The iPad also poses a threat to dedicated e-readers such as Amazon's Kindle, though these will probably remain popular with the most voracious bookworms. Apple's long-expected entry into the tablet market has already forced e-reader firms to consider making their devices more versatile and exciting. "You will see more readers using colour and video over the next five years," predicts Richard Archuleta of Plastic Logic, which produces the Que proReader. And more makers of e-reader may mimic Amazon's recent decision to let third-party developers create software for its line of Kindles.

The gospel of Steve

Book publishers are quietly hoping that Apple's entry into e-books will help to reduce the clout of Amazon: the Kindle has a 60% share of the e-reader market, according to Forrester, a research firm. They are also excited by the opportunities that tablets offer to combine various media. Bradley Inman, the boss of Vook, a firm that mixes texts with video and links to people's social networks, believes the iPad will trigger an outpouring of creativity. "Its impact will be the equivalent of adding sound to movies or colour to TV," he says.

Newspaper and magazine publishers are also thrilled by tablets' potential. Their big hope is that the devices will allow them to generate revenues both from readers and advertisers. People have proven willing to pay for long-form journalism on e-readers. But these devices do not allow publishers to present their content in creative ways and most cannot carry advertisements. Skiff, a start-up spun out of Hearst, is a rare exception to this rule. Its 11.5-inch reader is large enough to show off all elements of a magazine's design and accommodates advertising too.
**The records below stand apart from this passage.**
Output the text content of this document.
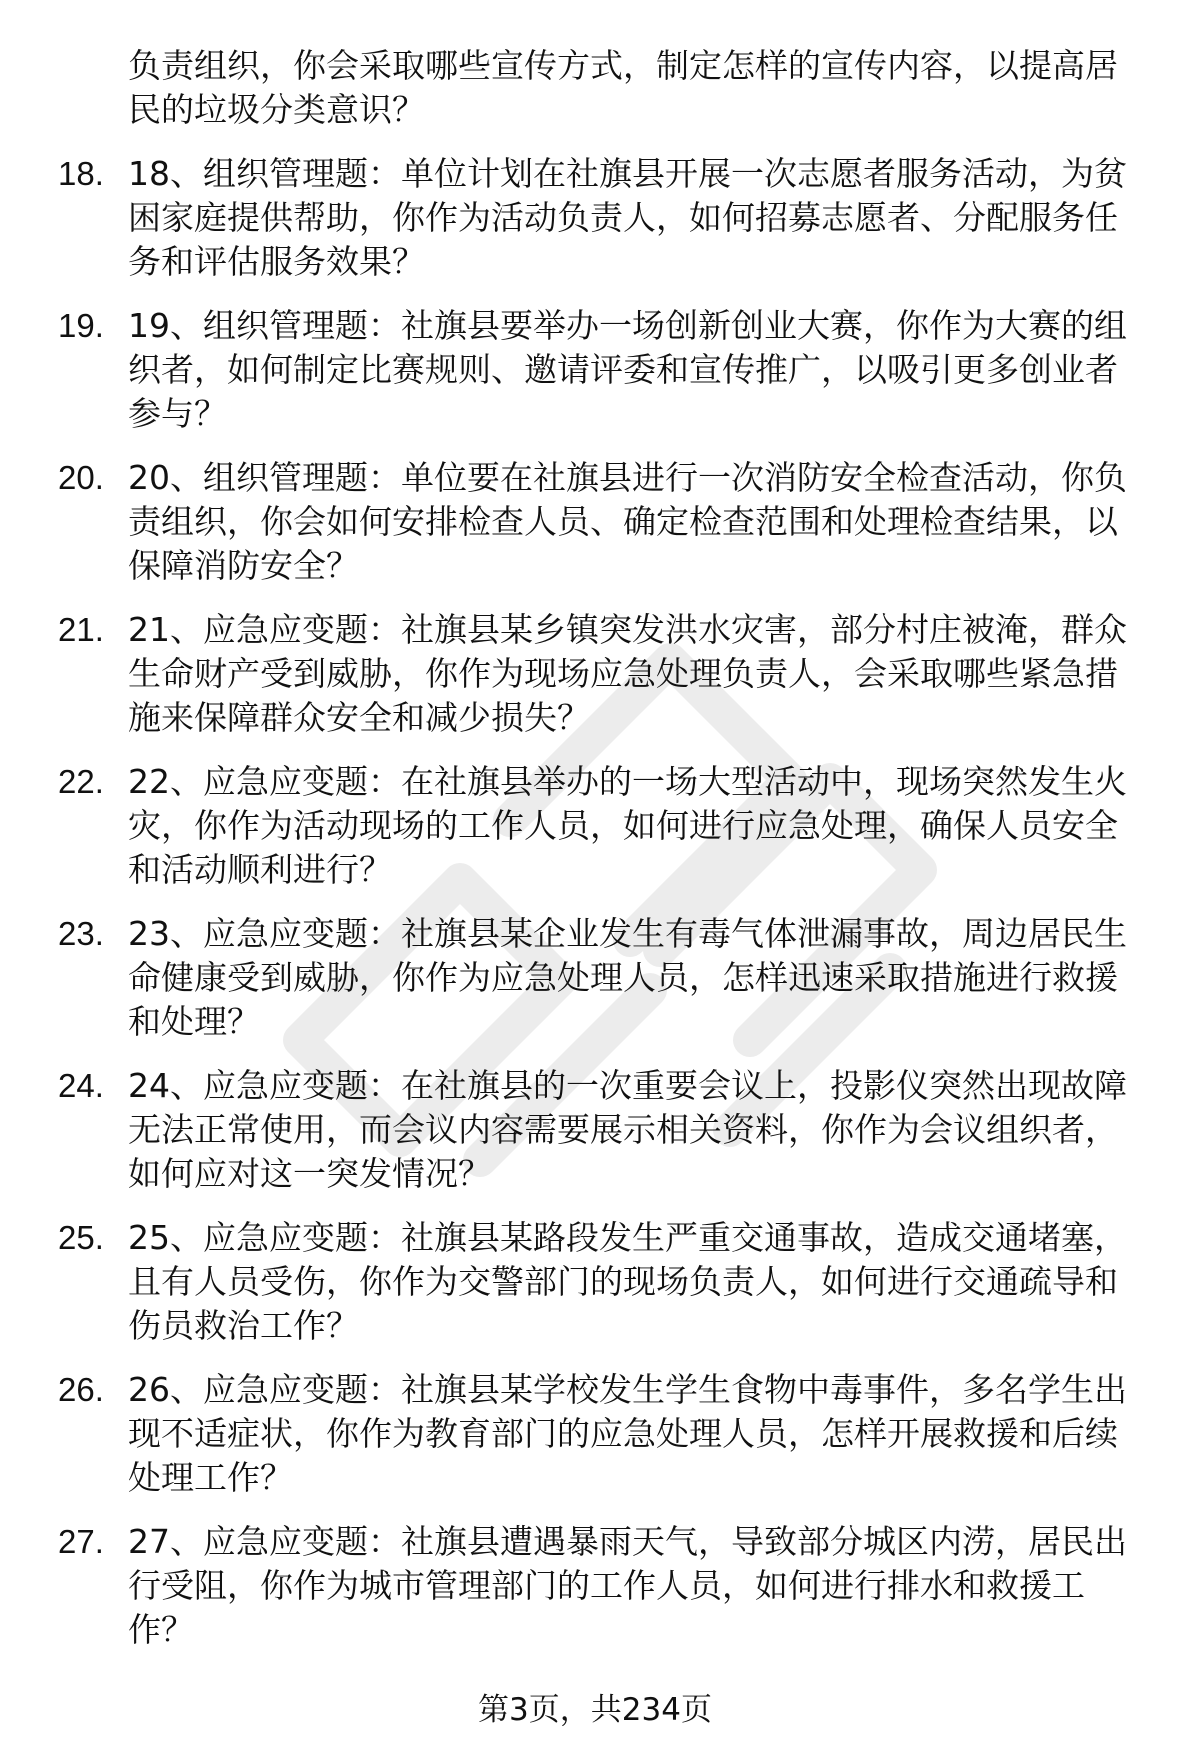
负责组织，你会采取哪些宣传方式，制定怎样的宣传内容，以提高居民的垃圾分类意识？
18. 18、组织管理题：单位计划在社旗县开展一次志愿者服务活动，为贫困家庭提供帮助，你作为活动负责人，如何招募志愿者、分配服务任务和评估服务效果？
19. 19、组织管理题：社旗县要举办一场创新创业大赛，你作为大赛的组织者，如何制定比赛规则、邀请评委和宣传推广，以吸引更多创业者参与？
20. 20、组织管理题：单位要在社旗县进行一次消防安全检查活动，你负责组织，你会如何安排检查人员、确定检查范围和处理检查结果，以保障消防安全？
21. 21、应急应变题：社旗县某乡镇突发洪水灾害，部分村庄被淹，群众生命财产受到威胁，你作为现场应急处理负责人，会采取哪些紧急措施来保障群众安全和减少损失？
22. 22、应急应变题：在社旗县举办的一场大型活动中，现场突然发生火灾，你作为活动现场的工作人员，如何进行应急处理，确保人员安全和活动顺利进行？
23. 23、应急应变题：社旗县某企业发生有毒气体泄漏事故，周边居民生命健康受到威胁，你作为应急处理人员，怎样迅速采取措施进行救援和处理？
24. 24、应急应变题：在社旗县的一次重要会议上，投影仪突然出现故障无法正常使用，而会议内容需要展示相关资料，你作为会议组织者，如何应对这一突发情况？
25. 25、应急应变题：社旗县某路段发生严重交通事故，造成交通堵塞，且有人员受伤，你作为交警部门的现场负责人，如何进行交通疏导和伤员救治工作？
26. 26、应急应变题：社旗县某学校发生学生食物中毒事件，多名学生出现不适症状，你作为教育部门的应急处理人员，怎样开展救援和后续处理工作？
27. 27、应急应变题：社旗县遭遇暴雨天气，导致部分城区内涝，居民出行受阻，你作为城市管理部门的工作人员，如何进行排水和救援工作？
第3页，共234页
Apple's arrival in the tablet market also means that publishers will have to develop digital content for these devices, as well as for e-readers and smart-phones. Many will prove unable or unwilling to do so. That may boost firms such as Zinio, which has developed a digital-publishing model called Unity. This takes publications' content, repurposes it for different gadgets and stores it in "the cloud", the term used to describe giant pools of shared data-processing capacity. Users pay once for the content and can access it on various Zinio-enabled devices, increasing the chances that it will be consumed.

It makes money too

Apple has other ambitions for the iPad. It hopes it will become a popular gaming machine and has designed the device so that many of the games among the 140,000 apps available for other Apple products will run on it straight away. The company has also revamped its iWork suite of word-processing, spreadsheet and presentation software for the iPad in an effort to ensure that the new device will catch on with business folk.

Apple's shareholders are also hoping that the iPad will live up to its billing as a seminal device in the history of computing. They have seen the company's share price soar. Defying the recession, on January 25th Apple announced the best quarterly results in its 34-year history with revenues rising to $15.7 billion and profits to $3.4 billion—an increase of 32% and 49% respectively over the previous year. They will be keeping their fingers crossed that the iPad turns into another billon-dollar hit rather than a flop like Apple TV. Whether or not that turns out to be the case, Mr Jobs has already proven heroic enough to merit a portrait on the Yerba Buena Center's walls.